Sebuah pepatah Afrika mengatakan, “If you want to go fast, go alone. If you want to go far, go together”. Maka, dengan dukungan dan kolaborasi yang tepat, seseorang dapat melaju cepat dan jauh. Prinsip inilah yang kemudian dirasakan Diniyarti, mahasiswa Magister Penginderaan Jauh, Fakultas Geografi Universitas Gadjah Mada (UGM) selama mengikuti Sakura Science Exchange Program di Chiba University yang didanai oleh Japan Science and Technology Agency (JST).
Selama satu minggu (5-11 Februari 2025) mengikuti program yang merupakan kali pertamanya ini, ia berkesempatan untuk belajar, berinteraksi, dan bertukar budaya di lingkungan internasional. Selama program, ia bersama peserta dari berbagai negara mendalami ilmu pengetahuan dari para profesor di Chiba University, mengikuti kegiatan ilmiah dan eksplorasi budaya yang membuka cakrawala baru.
Kegiatannya dimulai dengan sesi perkenalan dan pesta penyambutan, di mana mereka membangun koneksi dan mengenal satu sama lain. Di hari berikutnya, mereka mengunjungi National Museum of Japanese History dan Samurai Residence, sebuah pengalaman yang membawanya lebih dekat dengan warisan budaya Jepang.
Bagi Diniyarti, kegiatan yang ia ikuti ini jika dilihat dari sisi akademik, memberi kesempatan untuk terlibat dalam eksperimen sains dan teknologi. Mereka belajar tentang perubahan lingkungan global melalui analisis karbon dioksida bersama Prof. Izumi, memahami ekosistem tanah dan tanaman bersama Prof. Yamato, dan juga belajar tentang analisis pengaruh lingkungan hutan terhadap pohon oleh Prof. Tanabe. Tak hanya itu, disini ia mengikuti berbagai diskusi riset dalam Annual Meeting ASEAN faculties dan International Research Session untuk berbagi ide dengan para akademisi dari berbagai negara.

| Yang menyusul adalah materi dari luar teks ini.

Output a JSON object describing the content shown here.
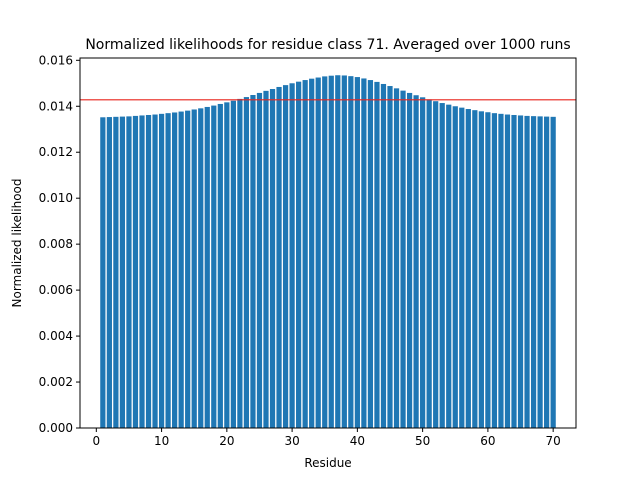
{
  "chart_data": {
    "type": "bar",
    "title": "Normalized likelihoods for residue class 71. Averaged over 1000 runs",
    "xlabel": "Residue",
    "ylabel": "Normalized likelihood",
    "xlim": [
      -2.5,
      73.5
    ],
    "ylim": [
      0,
      0.0161
    ],
    "x_ticks": [
      0,
      10,
      20,
      30,
      40,
      50,
      60,
      70
    ],
    "x_tick_labels": [
      "0",
      "10",
      "20",
      "30",
      "40",
      "50",
      "60",
      "70"
    ],
    "y_ticks": [
      0,
      0.002,
      0.004,
      0.006,
      0.008,
      0.01,
      0.012,
      0.014,
      0.016
    ],
    "y_tick_labels": [
      "0.000",
      "0.002",
      "0.004",
      "0.006",
      "0.008",
      "0.010",
      "0.012",
      "0.014",
      "0.016"
    ],
    "bar_color": "#1f77b4",
    "reference_line": {
      "y": 0.01428,
      "color": "#e8231c"
    },
    "grid": false,
    "x": [
      1,
      2,
      3,
      4,
      5,
      6,
      7,
      8,
      9,
      10,
      11,
      12,
      13,
      14,
      15,
      16,
      17,
      18,
      19,
      20,
      21,
      22,
      23,
      24,
      25,
      26,
      27,
      28,
      29,
      30,
      31,
      32,
      33,
      34,
      35,
      36,
      37,
      38,
      39,
      40,
      41,
      42,
      43,
      44,
      45,
      46,
      47,
      48,
      49,
      50,
      51,
      52,
      53,
      54,
      55,
      56,
      57,
      58,
      59,
      60,
      61,
      62,
      63,
      64,
      65,
      66,
      67,
      68,
      69,
      70
    ],
    "values": [
      0.01352,
      0.01353,
      0.01354,
      0.01355,
      0.01356,
      0.01358,
      0.0136,
      0.01362,
      0.01364,
      0.01367,
      0.0137,
      0.01373,
      0.01377,
      0.01381,
      0.01386,
      0.01391,
      0.01397,
      0.01403,
      0.0141,
      0.01417,
      0.01424,
      0.01432,
      0.0144,
      0.01449,
      0.01458,
      0.01467,
      0.01475,
      0.01484,
      0.01492,
      0.015,
      0.01507,
      0.01514,
      0.0152,
      0.01525,
      0.0153,
      0.01533,
      0.01535,
      0.01534,
      0.01531,
      0.01527,
      0.01521,
      0.01514,
      0.01506,
      0.01497,
      0.01488,
      0.01478,
      0.01468,
      0.01458,
      0.01448,
      0.01439,
      0.0143,
      0.01422,
      0.01414,
      0.01407,
      0.014,
      0.01394,
      0.01388,
      0.01383,
      0.01378,
      0.01374,
      0.0137,
      0.01367,
      0.01364,
      0.01362,
      0.0136,
      0.01358,
      0.01357,
      0.01356,
      0.01355,
      0.01354
    ]
  }
}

Disamping itu, ia juga mengikuti Kegiatan TWINCLE Activity. TWINCLE Activity sendiri merupakan bentuk latihan bagi mahasiswa Chiba University yang akan menyelenggarakan kegiatan serupa untuk pelajar sekolah menengah atas di beberapa negara, termasuk Indonesia. Ia kemudian berkesempatan untuk memberi saran dan masukan tentang presentasi mereka.
Kegiatan yang tak kalah menarik selanjutnya yaitu SDGs Workshop yamg membahas poin ke-3 dalam Sustainable Development Goals (SDGs), Good Health and Well-Being. Hasil diskusi tersebut kemudian diilustrasikan dalam bentuk poster dan dipresentasikan.
Salah satu momen berkesan bagi Diniyarti adalah kunjungan ke Center of Environmental Remote Sensing (CEReS), di mana ia dapat bertemu Prof. Josaphat Tetuko Sri Sumantyo, seorang peneliti ternama keturunan Indonesia yang telah menciptakan berbagai sensor radar. Selain memperkenalkan teknologi penginderaan jauh yang telah dimanfaatkan dalam bidang kebencanaan, pertanian, kesehatan, dan lain-lain, Prof. Josaphat juga memberikan nasihat kepada kami tentang makna kehidupan serta pentingnya berkontribusi dalam menghadapi tantangan global.
Menjadi salah satu yang beruntung untuk mengikuti Sakura Science Exchange Program bagi Diniyarti bukan hanya tentang ilmu pengetahuan, tetapi juga tentang belajar dari satu sama lain, membangun jejaring, dan bersama-sama mengatasi tantangan global. “Perjalanan ini mengajarkan bahwa ilmu pengetahuan berkembang melalui interaksi, diskusi, dan kolaborasi lintas budaya. Semoga ini menjadi langkah awal menuju kerja sama ilmiah yang lebih luas di masa depan,” tutup Diniyarti.